Meu Nome é Dindi, de Bruno Safadi (Brasil, 2007)
por Eduardo Valente

Desejo de cinema

Talvez seja importante se aproximar de Meu Nome é Dindi tendo algum conhecimento sobre o trajeto do seu diretor, Bruno Safadi. Ainda como estudante de cinema da UFF, Safadi se aproximou do cinema de Julio Bressane e Rogério Sganzerla, especificamente através do período em que ambos criaram a Bel Air (não por acaso o projeto do segundo longa do diretor é um documentário sobre esta experiência), tendo organizado uma mostra com estes filmes e a partir daí conhecido pessoalmente os dois, trabalhando como assistente de Bressane já no Filme de Amor. Se tentarmos entrar em Dindi a partir desta chave, conseguimos traçar alguns pontos de contato (até bastante óbvios num filme cujo elenco que tem como musa Djin Sganzerla, filha de Rogério e Helena Ignez, e a participação de Maria Gladys): principalmente podemos ver a relação pela estrutura de um filme absolutamente independente realizado através de seguidos planos-sequência em scope (que nos remetem tanto a Sem Essa, Aranha quanto a Copacabana Mon Amour, ambos de Sganzerla), mas também a relação do filme com a música popular – explicitada tanto no título/nome da personagem principal, como nas duas cenas em que os personagens aparecem em cena cantando.

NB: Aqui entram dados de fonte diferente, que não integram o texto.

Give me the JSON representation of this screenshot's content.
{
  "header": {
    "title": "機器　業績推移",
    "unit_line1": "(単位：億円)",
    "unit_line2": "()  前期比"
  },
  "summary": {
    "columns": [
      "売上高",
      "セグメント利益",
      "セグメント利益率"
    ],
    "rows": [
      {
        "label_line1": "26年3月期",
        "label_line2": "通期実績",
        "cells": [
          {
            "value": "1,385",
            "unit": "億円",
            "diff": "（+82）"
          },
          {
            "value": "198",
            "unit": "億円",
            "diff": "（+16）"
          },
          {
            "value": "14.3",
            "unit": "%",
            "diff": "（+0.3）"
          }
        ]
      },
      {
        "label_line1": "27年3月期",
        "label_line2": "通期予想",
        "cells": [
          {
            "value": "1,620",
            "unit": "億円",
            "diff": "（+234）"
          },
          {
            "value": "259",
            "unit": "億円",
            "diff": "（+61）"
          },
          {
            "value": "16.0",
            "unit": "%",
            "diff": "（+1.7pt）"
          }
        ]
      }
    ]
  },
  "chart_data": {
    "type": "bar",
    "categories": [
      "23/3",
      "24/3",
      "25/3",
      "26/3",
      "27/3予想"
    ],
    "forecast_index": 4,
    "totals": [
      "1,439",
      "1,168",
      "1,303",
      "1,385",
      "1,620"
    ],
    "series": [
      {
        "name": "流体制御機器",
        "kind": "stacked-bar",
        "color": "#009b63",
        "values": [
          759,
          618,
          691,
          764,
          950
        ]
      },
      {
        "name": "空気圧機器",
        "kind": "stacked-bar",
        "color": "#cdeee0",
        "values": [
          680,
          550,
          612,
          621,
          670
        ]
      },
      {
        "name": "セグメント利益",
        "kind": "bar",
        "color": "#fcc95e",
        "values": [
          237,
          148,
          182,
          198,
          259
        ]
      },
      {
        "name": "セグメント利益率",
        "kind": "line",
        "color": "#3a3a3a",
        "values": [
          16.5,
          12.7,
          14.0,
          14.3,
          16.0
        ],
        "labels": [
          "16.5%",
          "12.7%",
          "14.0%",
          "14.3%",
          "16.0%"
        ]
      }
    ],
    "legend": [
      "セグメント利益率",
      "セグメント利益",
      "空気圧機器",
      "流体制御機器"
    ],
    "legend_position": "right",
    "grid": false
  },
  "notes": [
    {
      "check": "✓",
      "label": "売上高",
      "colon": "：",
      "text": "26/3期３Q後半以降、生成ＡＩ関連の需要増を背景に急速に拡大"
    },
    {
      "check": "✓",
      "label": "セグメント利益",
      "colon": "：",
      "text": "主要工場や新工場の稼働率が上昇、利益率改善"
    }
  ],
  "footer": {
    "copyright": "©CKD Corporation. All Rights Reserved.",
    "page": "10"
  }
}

No entanto, Safadi não é um simples emulador de Sganzerla e Bressane, como outros há por aí. Quem conhece sua produção em curtas reconhecerá em Dindi muito mais o que é especificamente seu do que aquilo que se conecta ao cinema destes dois ídolos. Isso porque o filme parece uma curiosa mistura do clima de seus três primeiros curtas: de Gosto que me Enrosco (1999), o interesse pela ambiência em um certo Rio de Janeiro decadente do centro da cidade, visto com grande intimidade mas também com certo distanciamento causado pela maneira pouco naturalista de filmar seus espaços e personagens; de Na Idade da Imagem (2002), existe uma atração pela violência que parece pronta a explodir no meio dos ambientes e cenas mais inesperados, uma forma de filmar os personagens em suas andanças pelos ambientes escuros e misteriosos; e, finalmente, de Uma estrela para Ioiô (2003), vem uma inegável aposta num afeto quase romântico, tanto pela imagem cinematográfica quanto na relação entre as personagens (a relação de Gustavo Falcão e Djin aqui espelha bastante a dele com Mariana Ximenes no curta), e que afirma a possibilidade do sonho (e do pesadelo) invadirem o banal pela linguagem cinematográfica.

Por tudo o acima descrito, Meu Nome é Dindi é um primeiro passo em longa-metragem absolutamente coerente com a trajetória e o universo pessoal do seu autor – assim como é afirmação de um cinema feito em grupo, tendo por um lado a aposta máxima na independência e por um outro o desejo do extremo capricho na linguagem (e nisso a foto de Lula Carvalho, a direção de arte de Moa Batsow e a trilha e desenho de som de Aurélio Dias nos fazem realmente pensar no Bressane mais recente, com o qual Safadi traça uma forte relação pessoal). Com tudo isso ficando bem claro na tela, não se pode dizer que Dindi é tanto um ponto de chegada (pois ainda sentimos bastante presente o tatear de uma dramaturgia, que por vezes se esgarça demais na construção das cenas, em que atores ou narrativa não acompanham o desejo de cinema), mas principalmente é um ponto de partida. Parece ser um primeiro passo no caminho do longa, de um jovem cineasta que se faz chegar ao formato na hora certa (ao contrário de tantos outros curta-metragistas que não conseguiram faze-lo): disposto a arriscar e com convicção razoável do que deseja fazer. Resta encontrar nos próximos trabalhos o acerto fino deste explosivo desejo de cinema, cuja potência já está lá na tela.